Judul : Lebih Dekat Dengan KHA Dahlan
Penulis : M Sukriyanto AR
Penerbit : Suara Muhammadiyah
Cetakan : Februari 2023
Tebal, ukuran : xvi + 86 hlm, 14 x 21 cm
ISBN : 978-623-5303-21-5
Sudah banyak sekali karya tentang Kiai Haji Ahmad Dahlan. Namun, masih selalu ada hal baru yang terus diungkap oleh penulis selanjutnya. Kedalaman pemikiran dan keteladanan Kiai Dahlan tidak pernah habis untuk ditimba. Kali ini, Sukriyanto AR, putra KH AR Fakhruddin, yang lama tinggal di Kauman, menulis sebuah buku yang kaya informasi lisan dari sumber penting lainnya.
Dari generasi awal yang hidup membersamai Kiai Dahlan, antara lain lahir karangan Kiai Sudja berjudul Cerita tentang Kiai Haji Ahmad Dahlan: Catatan Haji Muhammad Sudja. Kiai Hadjid menulis Pelajaran K.H.A. Dahlan: 7 Falsafah dan 17 Kelompok Ayat Al-Quran.
Buku lainnya yang cukup berpengaruh adalah karya Junus Salam, KH Ahmad Dahlan: Amal dan Perjuangannya. Karya Yusron Asrofi, Kyai Haji Ahmad Dahlan: Pemikiran dan Kepemimpinannya. Abdul Munir Mulkhan menulis Pemikiran KH Ahmad Dahlan dan Muhammadiyah Dalam Perspektif Perubahan Sosial. Buku Mulkhan lainnya Pesan dan Kisah Kiai Ahmad Dahlan. Ada juga karya Nur Khozin dan Isnudi, Adi Nugraha, Hery Sucipto, Imron Mustofa, hingga M Anwar Djaelani. Museum Kebangkitan Nasional Kemendikbud RI menerbitkan KH Ahmad Dahlan (1868-1923). Muncul juga novel biografi Kiai Dahlan karya Haidar Musyafa, Didik L Hariri, hingga Akmal Nasery Basral.
Keseluruhan buku itu banyak sisi tentang Kiai Dahlan sebagai sosok pembaharu. Kiai menyadari bahwa cita-citanya akan lebih berhasil ketika dijalankan secara bersama melalui wadah organisasi. Mendirikan organisasi Islam pembaharu di era masyarakat yang terpengaruh takhayul, bid’ah, dan khurafat, merupakan tantangan berat. Ia menjalankan agenda pemurnian dan sekaligus pembaharuan. Berlaku prinsip bagi pembaharu, awalnya dibenci tetapi diam-diam diikuti.
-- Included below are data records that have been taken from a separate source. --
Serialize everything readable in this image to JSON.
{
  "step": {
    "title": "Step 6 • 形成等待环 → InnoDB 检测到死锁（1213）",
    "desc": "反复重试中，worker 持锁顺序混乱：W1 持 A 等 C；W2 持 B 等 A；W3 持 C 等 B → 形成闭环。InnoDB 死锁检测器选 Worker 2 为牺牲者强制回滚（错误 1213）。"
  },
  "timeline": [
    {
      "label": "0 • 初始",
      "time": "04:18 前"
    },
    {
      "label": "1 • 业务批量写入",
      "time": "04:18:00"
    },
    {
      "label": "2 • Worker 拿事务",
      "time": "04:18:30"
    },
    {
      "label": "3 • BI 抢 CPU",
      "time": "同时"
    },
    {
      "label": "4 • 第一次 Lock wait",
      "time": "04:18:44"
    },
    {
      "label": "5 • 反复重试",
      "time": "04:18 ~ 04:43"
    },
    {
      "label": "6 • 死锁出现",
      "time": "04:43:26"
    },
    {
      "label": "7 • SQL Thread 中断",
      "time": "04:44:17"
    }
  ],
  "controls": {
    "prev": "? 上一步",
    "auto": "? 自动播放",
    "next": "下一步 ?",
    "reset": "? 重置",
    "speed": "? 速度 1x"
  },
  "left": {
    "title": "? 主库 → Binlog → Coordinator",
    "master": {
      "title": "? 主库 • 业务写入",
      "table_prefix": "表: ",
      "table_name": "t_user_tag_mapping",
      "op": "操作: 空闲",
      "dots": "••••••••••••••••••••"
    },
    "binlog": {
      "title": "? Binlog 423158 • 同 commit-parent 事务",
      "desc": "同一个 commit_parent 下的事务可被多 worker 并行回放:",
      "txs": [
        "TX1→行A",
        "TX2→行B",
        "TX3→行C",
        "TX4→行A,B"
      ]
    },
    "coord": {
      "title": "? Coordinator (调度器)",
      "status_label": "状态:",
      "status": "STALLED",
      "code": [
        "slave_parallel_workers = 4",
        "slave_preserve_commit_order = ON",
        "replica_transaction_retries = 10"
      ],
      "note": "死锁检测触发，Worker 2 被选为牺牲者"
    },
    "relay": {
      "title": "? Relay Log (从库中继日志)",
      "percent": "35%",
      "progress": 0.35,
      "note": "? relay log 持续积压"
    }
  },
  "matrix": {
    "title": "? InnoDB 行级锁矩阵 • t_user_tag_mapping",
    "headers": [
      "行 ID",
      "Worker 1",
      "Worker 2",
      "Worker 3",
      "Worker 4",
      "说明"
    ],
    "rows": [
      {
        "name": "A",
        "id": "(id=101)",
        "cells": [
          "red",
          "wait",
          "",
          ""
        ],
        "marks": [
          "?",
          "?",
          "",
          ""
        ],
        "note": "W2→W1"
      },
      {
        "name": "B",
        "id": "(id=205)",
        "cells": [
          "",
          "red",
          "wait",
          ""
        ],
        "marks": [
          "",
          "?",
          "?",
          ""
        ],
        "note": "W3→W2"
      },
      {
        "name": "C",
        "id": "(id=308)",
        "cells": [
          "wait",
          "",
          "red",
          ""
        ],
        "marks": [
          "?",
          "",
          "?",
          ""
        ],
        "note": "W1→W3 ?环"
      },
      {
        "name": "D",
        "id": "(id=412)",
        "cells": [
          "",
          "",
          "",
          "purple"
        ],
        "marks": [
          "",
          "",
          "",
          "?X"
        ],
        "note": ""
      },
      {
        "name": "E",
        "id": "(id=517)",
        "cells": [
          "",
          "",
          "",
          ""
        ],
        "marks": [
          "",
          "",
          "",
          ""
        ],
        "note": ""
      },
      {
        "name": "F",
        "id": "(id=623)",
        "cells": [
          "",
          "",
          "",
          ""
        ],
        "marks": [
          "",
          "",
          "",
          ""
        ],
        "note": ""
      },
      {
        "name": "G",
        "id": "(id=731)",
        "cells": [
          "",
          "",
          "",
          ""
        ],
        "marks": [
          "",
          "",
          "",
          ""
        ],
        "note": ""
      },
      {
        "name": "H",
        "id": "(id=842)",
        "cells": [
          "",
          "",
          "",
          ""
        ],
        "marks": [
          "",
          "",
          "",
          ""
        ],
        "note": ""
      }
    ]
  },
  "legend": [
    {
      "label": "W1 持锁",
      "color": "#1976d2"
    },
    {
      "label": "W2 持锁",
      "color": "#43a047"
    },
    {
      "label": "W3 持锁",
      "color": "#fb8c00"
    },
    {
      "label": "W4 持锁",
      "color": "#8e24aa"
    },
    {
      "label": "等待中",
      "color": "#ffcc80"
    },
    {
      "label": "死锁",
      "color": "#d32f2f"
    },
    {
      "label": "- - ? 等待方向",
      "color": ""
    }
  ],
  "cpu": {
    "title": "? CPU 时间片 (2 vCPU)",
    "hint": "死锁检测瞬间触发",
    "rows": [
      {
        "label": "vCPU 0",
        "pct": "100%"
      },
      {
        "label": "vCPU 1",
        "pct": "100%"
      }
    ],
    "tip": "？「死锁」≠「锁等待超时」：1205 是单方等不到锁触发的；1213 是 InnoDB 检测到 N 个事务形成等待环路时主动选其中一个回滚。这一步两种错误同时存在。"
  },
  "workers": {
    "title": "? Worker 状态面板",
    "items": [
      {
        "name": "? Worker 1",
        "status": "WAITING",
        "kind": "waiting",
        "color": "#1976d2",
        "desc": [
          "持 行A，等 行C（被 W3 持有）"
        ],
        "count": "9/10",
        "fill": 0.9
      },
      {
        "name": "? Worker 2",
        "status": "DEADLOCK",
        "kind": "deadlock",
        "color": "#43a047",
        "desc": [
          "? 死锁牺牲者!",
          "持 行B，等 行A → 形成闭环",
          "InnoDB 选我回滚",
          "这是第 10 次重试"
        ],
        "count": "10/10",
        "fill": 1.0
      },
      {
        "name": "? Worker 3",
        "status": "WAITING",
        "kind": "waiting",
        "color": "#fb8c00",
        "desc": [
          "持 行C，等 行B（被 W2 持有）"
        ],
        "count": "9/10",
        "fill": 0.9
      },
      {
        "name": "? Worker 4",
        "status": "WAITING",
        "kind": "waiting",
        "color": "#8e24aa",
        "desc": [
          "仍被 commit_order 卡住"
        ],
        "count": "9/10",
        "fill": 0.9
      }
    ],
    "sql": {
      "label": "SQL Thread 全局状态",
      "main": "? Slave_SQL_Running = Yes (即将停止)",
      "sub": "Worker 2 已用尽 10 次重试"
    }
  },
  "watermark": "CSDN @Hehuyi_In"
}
Berbeda dengan buku-buku yang sudah ada, karya Sukrianto AR ini juga menarasikan sisi lain Kiai Dahlan dalam kehidupan keluarga. Bahwa Kiai Dahlan merupakan produk dari suatu zaman yang memposisikan Kiai begitu tinggi, dan masyarakat merasakan bahwa memiliki garis keturunan kiai merupakan suatu cara mendapatkan kemuliaan.
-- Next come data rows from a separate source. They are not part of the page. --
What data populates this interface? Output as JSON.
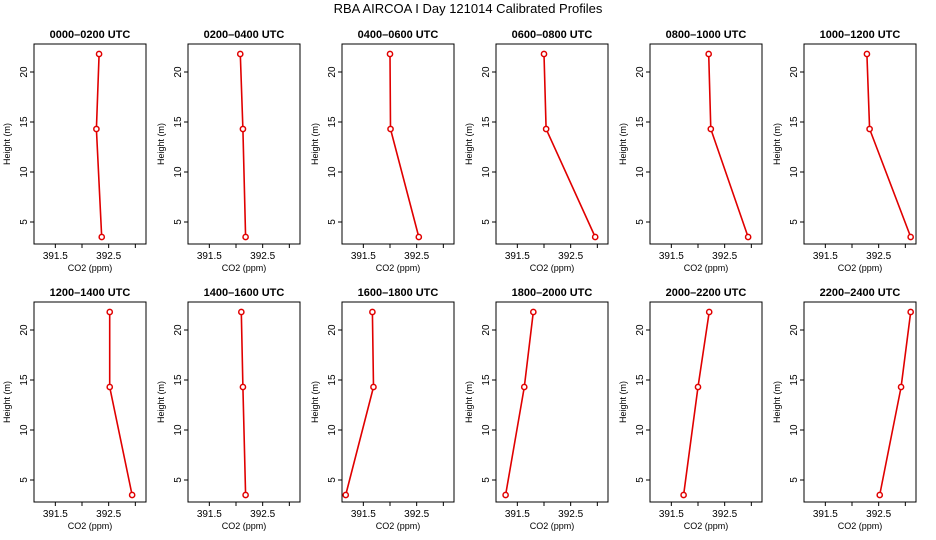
{
  "figure": {
    "title": "RBA AIRCOA I  Day 121014  Calibrated Profiles"
  },
  "chart_data": {
    "type": "line",
    "xlabel": "CO2 (ppm)",
    "ylabel": "Height (m)",
    "xlim": [
      391.1,
      393.2
    ],
    "ylim": [
      2.8,
      22.8
    ],
    "xticks": [
      391.5,
      392.5
    ],
    "xticks_unlabeled": [
      392.0,
      393.0
    ],
    "yticks": [
      5,
      10,
      15,
      20
    ],
    "heights": [
      3.5,
      14.3,
      21.8
    ],
    "panels": [
      {
        "title": "0000–0200 UTC",
        "co2": [
          392.37,
          392.27,
          392.32
        ]
      },
      {
        "title": "0200–0400 UTC",
        "co2": [
          392.18,
          392.13,
          392.08
        ]
      },
      {
        "title": "0400–0600 UTC",
        "co2": [
          392.54,
          392.01,
          392.0
        ]
      },
      {
        "title": "0600–0800 UTC",
        "co2": [
          392.96,
          392.04,
          392.0
        ]
      },
      {
        "title": "0800–1000 UTC",
        "co2": [
          392.94,
          392.24,
          392.2
        ]
      },
      {
        "title": "1000–1200 UTC",
        "co2": [
          393.1,
          392.33,
          392.28
        ]
      },
      {
        "title": "1200–1400 UTC",
        "co2": [
          392.94,
          392.52,
          392.52
        ]
      },
      {
        "title": "1400–1600 UTC",
        "co2": [
          392.18,
          392.13,
          392.1
        ]
      },
      {
        "title": "1600–1800 UTC",
        "co2": [
          391.17,
          391.69,
          391.67
        ]
      },
      {
        "title": "1800–2000 UTC",
        "co2": [
          391.28,
          391.63,
          391.8
        ]
      },
      {
        "title": "2000–2200 UTC",
        "co2": [
          391.73,
          392.0,
          392.21
        ]
      },
      {
        "title": "2200–2400 UTC",
        "co2": [
          392.52,
          392.92,
          393.1
        ]
      }
    ]
  }
}
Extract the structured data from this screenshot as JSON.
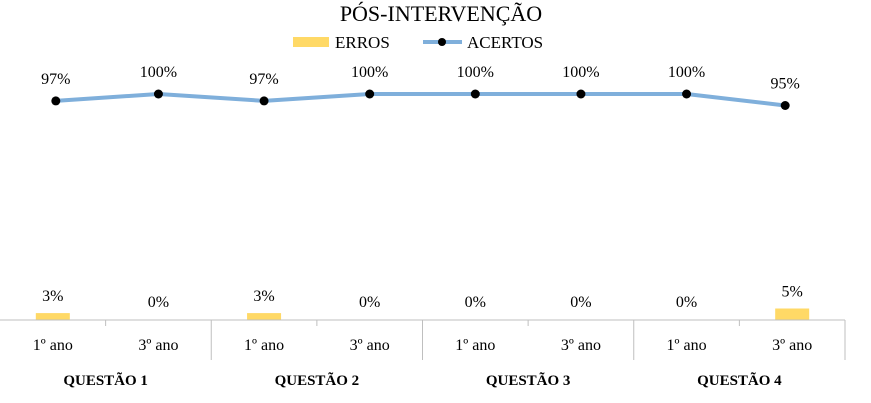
{
  "chart_data": {
    "type": "bar",
    "title": "PÓS-INTERVENÇÃO",
    "xlabel": "",
    "ylabel": "",
    "ylim": [
      0,
      100
    ],
    "grid": false,
    "legend": "top-center",
    "groups": [
      "QUESTÃO 1",
      "QUESTÃO 2",
      "QUESTÃO 3",
      "QUESTÃO 4"
    ],
    "categories": [
      "1º ano",
      "3º ano",
      "1º ano",
      "3º ano",
      "1º ano",
      "3º ano",
      "1º ano",
      "3º ano"
    ],
    "series": [
      {
        "name": "ERROS",
        "type": "bar",
        "color": "#FFD966",
        "values": [
          3,
          0,
          3,
          0,
          0,
          0,
          0,
          5
        ],
        "labels": [
          "3%",
          "0%",
          "3%",
          "0%",
          "0%",
          "0%",
          "0%",
          "5%"
        ]
      },
      {
        "name": "ACERTOS",
        "type": "line",
        "color": "#7FAFDB",
        "marker_color": "#000000",
        "values": [
          97,
          100,
          97,
          100,
          100,
          100,
          100,
          95
        ],
        "labels": [
          "97%",
          "100%",
          "97%",
          "100%",
          "100%",
          "100%",
          "100%",
          "95%"
        ]
      }
    ]
  }
}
Kiai Dahlan muda (20 tahun) menikahi Siti Walidah (16 tahun), sepupunya sendiri, anak kiai Penghulu Haji Fadhil, yang kelak dikenal dengan Nyai Ahmad Dahlan. Bersama Siti Walidah, Kiai Dahlan memiliki enam anak: Djohanah, Siradj Dahlan, Siti Busyro, Irfan Dahlan (Jumhan), Siti Aisyah, Siti Yuharoh (Zaharah).
Kemudian Kiai Dahlan menikahi Nyai Abdullah, janda H. Abdullah. Pernikahan ini diawali dengan keinginan Kiai Dahlan untuk menyebarkan dakwahnya di lingkungan Keraton. Keraton mengizinkan Kiai dengan syarat menikahi perempuan Keraton. Demi kepentingan dakwah, pernikahan ini dijalankan. Sejak itu, halangan dakwah dari abdi dalem hilang.
Kiai Dahlan juga menikah dengan Nyai Rum, adik kiai Munawwir Krapyak. Mulanya, Kiai Munawir tinggal di Kauman. Di Kauman ada banyak sekali kiai, Kiai Munawir disarankan oleh Habib Said Syagaf untuk pindah ke Krapyak. Guna tetap menjaga hubungan baik kiai Kauman dan kiai Krapyak, Kiai Dahlan diminta untuk menikahi Nyai Rum.